With more and more Americans leading busy on-the-go lifestyles and working desk jobs, it seems to be a common challenge. Rushing kids from here to there or working long hours, fast food and take are are easy, but not always healthy.
As of 2011-2012 more than two-thirds of adults were overweight or obese (68.6 percent). It’s hard to break the cycle of unhealthy eating and sedentary lifestyle once you start. The catch 22 is once you get moving & eat better, but how to get started is the challenge.
I am going to give some simple changes you can make on a day to day basis that will get you moving in no time.
These are the actually tips that I used when I wanted to change my lifestyle in my early 20’s. I was once a pack/day smoker, up 25 lbs., and processed foods were my go to choice.

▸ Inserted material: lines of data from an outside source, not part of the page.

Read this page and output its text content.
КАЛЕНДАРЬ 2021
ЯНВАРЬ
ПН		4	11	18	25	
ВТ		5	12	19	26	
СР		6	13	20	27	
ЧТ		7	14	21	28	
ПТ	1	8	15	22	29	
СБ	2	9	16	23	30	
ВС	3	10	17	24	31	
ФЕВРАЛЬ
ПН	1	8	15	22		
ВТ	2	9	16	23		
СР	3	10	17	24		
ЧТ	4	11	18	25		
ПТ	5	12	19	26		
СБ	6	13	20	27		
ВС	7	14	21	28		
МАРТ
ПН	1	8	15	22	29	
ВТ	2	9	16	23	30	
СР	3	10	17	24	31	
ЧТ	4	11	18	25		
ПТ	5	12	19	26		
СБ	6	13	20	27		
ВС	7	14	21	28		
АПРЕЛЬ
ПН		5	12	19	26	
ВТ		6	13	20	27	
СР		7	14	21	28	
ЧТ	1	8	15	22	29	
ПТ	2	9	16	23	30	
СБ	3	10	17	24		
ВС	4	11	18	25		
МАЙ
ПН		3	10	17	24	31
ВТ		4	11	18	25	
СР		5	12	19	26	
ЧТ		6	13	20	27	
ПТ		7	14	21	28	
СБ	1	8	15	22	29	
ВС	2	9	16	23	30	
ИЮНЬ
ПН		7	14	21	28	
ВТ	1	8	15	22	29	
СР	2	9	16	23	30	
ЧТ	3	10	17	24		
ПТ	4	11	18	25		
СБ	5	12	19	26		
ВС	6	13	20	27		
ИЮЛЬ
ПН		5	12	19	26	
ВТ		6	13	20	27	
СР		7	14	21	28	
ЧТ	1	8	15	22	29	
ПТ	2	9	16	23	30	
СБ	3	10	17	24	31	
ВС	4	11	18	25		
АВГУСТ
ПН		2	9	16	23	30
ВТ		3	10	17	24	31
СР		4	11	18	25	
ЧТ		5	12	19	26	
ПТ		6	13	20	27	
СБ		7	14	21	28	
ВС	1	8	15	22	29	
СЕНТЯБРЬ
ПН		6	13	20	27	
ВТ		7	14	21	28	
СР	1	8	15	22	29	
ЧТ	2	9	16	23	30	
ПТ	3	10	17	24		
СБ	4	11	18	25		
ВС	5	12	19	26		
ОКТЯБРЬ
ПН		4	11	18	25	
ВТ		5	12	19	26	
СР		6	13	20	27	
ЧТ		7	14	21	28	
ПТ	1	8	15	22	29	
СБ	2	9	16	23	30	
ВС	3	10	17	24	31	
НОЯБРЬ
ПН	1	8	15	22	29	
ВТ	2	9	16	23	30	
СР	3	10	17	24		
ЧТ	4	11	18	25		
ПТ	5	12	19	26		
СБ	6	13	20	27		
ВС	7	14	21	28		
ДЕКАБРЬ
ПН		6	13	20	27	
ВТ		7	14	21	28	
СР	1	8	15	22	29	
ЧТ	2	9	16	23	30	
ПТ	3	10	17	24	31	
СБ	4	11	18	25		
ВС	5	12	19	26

Once you start seeing some weight come off, you will be motivated to get out there and make some real changes. Believe me when I tell you, though, the hardest part is getting started!
- Start a journal. I like to take a mindful approach to health & wellness. This means knowing what your are feeling on the inside and being present. I believe the body-mind-spirit are intricately linked together. Thus, the first and perhaps the most important on a health & wellness journey is to start a journal. You will find as you begin to reflect on your writings, that you’re eating habits may change according to your moods. Personally, I find the best time to journal is first thing in the morning or at night just before bed.

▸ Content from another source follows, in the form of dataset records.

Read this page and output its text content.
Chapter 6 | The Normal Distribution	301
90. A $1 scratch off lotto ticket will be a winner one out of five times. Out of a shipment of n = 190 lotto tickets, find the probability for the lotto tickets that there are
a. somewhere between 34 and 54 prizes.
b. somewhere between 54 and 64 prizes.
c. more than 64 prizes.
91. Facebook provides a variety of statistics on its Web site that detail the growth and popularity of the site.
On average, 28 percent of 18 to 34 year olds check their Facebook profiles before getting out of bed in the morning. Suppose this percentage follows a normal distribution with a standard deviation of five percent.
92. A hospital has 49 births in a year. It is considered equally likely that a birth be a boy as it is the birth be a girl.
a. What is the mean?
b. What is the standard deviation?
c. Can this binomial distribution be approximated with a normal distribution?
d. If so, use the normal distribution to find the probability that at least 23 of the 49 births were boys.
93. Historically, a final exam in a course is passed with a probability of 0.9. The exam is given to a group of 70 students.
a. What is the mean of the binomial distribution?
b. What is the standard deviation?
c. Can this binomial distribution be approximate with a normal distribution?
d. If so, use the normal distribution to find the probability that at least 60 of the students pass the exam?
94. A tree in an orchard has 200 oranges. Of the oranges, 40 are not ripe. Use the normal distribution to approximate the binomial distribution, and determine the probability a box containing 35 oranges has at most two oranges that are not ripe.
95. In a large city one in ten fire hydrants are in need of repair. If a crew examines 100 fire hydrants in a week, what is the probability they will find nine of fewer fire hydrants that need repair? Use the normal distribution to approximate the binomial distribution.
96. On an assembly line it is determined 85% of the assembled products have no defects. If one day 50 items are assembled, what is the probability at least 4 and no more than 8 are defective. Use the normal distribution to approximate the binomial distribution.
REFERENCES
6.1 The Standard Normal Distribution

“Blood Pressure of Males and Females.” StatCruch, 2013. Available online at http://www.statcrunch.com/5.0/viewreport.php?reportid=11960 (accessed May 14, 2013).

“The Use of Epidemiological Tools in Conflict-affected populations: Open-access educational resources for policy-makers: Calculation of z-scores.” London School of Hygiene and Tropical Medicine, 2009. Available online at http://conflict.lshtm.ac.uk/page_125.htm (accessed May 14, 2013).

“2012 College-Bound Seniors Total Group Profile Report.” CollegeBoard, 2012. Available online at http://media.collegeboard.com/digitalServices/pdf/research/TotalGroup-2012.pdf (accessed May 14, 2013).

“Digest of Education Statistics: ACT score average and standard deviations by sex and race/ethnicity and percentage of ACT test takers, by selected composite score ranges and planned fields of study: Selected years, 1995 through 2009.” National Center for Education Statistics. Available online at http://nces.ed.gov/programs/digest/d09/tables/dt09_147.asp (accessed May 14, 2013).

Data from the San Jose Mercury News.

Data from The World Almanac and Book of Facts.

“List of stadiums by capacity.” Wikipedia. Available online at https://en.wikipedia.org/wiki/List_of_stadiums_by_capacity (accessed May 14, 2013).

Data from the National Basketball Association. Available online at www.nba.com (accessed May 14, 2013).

- Get moving more throughout the day. This sounds simple, but I know it’s not as easy as it seems. Look for little opportunities to walk more while running errands. Here’s a couple easy tricks I use:
- Instead of looking for the parking spot closest to the store, look for the spot furthest away. You will be amazed at how much more activity and steps you will get in on a day to day basis.
- Use the stairs every chance you get. I mean every chance. Resist the elevator temptation and get moving! The goal is to get your blood flowing and heart rate pumping at every opportunity.

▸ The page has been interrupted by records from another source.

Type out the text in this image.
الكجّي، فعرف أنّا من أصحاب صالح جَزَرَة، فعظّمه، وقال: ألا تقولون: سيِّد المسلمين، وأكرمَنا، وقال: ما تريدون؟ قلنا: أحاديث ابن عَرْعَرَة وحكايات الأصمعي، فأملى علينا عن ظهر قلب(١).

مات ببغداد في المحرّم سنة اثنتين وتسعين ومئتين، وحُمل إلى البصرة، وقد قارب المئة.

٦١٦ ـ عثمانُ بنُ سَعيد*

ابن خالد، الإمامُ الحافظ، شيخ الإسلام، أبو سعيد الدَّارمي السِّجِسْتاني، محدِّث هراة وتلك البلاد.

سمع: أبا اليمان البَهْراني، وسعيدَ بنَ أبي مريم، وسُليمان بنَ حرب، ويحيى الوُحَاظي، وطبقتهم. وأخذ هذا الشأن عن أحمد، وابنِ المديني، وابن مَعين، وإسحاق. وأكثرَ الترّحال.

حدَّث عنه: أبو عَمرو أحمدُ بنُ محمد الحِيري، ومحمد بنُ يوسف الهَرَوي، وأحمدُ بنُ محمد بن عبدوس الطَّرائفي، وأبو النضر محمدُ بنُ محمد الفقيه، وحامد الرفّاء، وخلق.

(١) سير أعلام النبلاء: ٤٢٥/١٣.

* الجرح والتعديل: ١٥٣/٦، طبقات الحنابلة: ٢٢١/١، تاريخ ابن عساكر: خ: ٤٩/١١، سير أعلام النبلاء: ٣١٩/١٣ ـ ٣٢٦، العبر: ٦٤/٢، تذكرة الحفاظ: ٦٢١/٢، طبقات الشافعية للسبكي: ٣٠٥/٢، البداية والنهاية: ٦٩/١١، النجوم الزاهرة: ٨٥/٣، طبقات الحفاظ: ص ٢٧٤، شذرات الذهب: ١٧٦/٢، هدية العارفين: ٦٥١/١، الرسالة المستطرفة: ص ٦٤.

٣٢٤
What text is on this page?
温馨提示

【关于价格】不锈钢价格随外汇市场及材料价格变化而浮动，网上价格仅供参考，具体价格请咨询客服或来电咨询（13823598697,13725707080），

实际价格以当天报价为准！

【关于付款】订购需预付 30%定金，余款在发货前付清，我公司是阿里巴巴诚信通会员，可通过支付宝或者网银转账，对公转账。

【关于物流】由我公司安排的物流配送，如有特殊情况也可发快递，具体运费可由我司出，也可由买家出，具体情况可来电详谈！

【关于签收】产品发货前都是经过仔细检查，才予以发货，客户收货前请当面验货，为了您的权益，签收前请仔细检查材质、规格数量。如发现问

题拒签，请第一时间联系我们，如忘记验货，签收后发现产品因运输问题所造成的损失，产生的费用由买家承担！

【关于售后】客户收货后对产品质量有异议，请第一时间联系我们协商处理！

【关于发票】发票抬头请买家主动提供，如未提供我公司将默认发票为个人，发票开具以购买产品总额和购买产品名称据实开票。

- Eat real food. I’m sure you’ve heard this one before. If it grows from the ground, then it’s pretty safe to say it will fit into your new and improved healthy lifestyle!
- Pick one habit you want to change about your diet. Begin to reform that habit. Be mindful not to do too much, too soon. For instance, let’s say you drink soda 3x per day. Your goal will be: I want to increase my daily water intake (water is always the substitute!) and decrease my soda to 2X/day. Do that for 2 weeks. After 2 weeks, decrease to 1 soda/day. Always list something you want to increase with something you want to decrease. This technique will leave you feeling like you’re not deprived and balanced.
- Write down your long and short term goals. Make the goals SMART: specific, measurable, attainable, realistic, and timely. They can be health goals, lifestyle goals, anything you want. When we feel balanced and focused with our lives, this will also impact what we put in our body and also stress levels. Setting goals and accomplishing them will help you have more confidence and live each day with purpose.
- This is an example of a well written goal: I want to start walking every day first thing in the morning for 20 minutes. You know exactly how much you want to do and when. You will know how to measure if you reached your goal.
- This is an example of a poorly written goal: “I want to exercise more”. What is more? How you will know if you achieved your goal?
Great! Now you know my top 5 simple tips to get back on track to a healthy lifestyle. Once you’ve mastered these, we will dive in further on how to change your habits, get healthy, & get moving!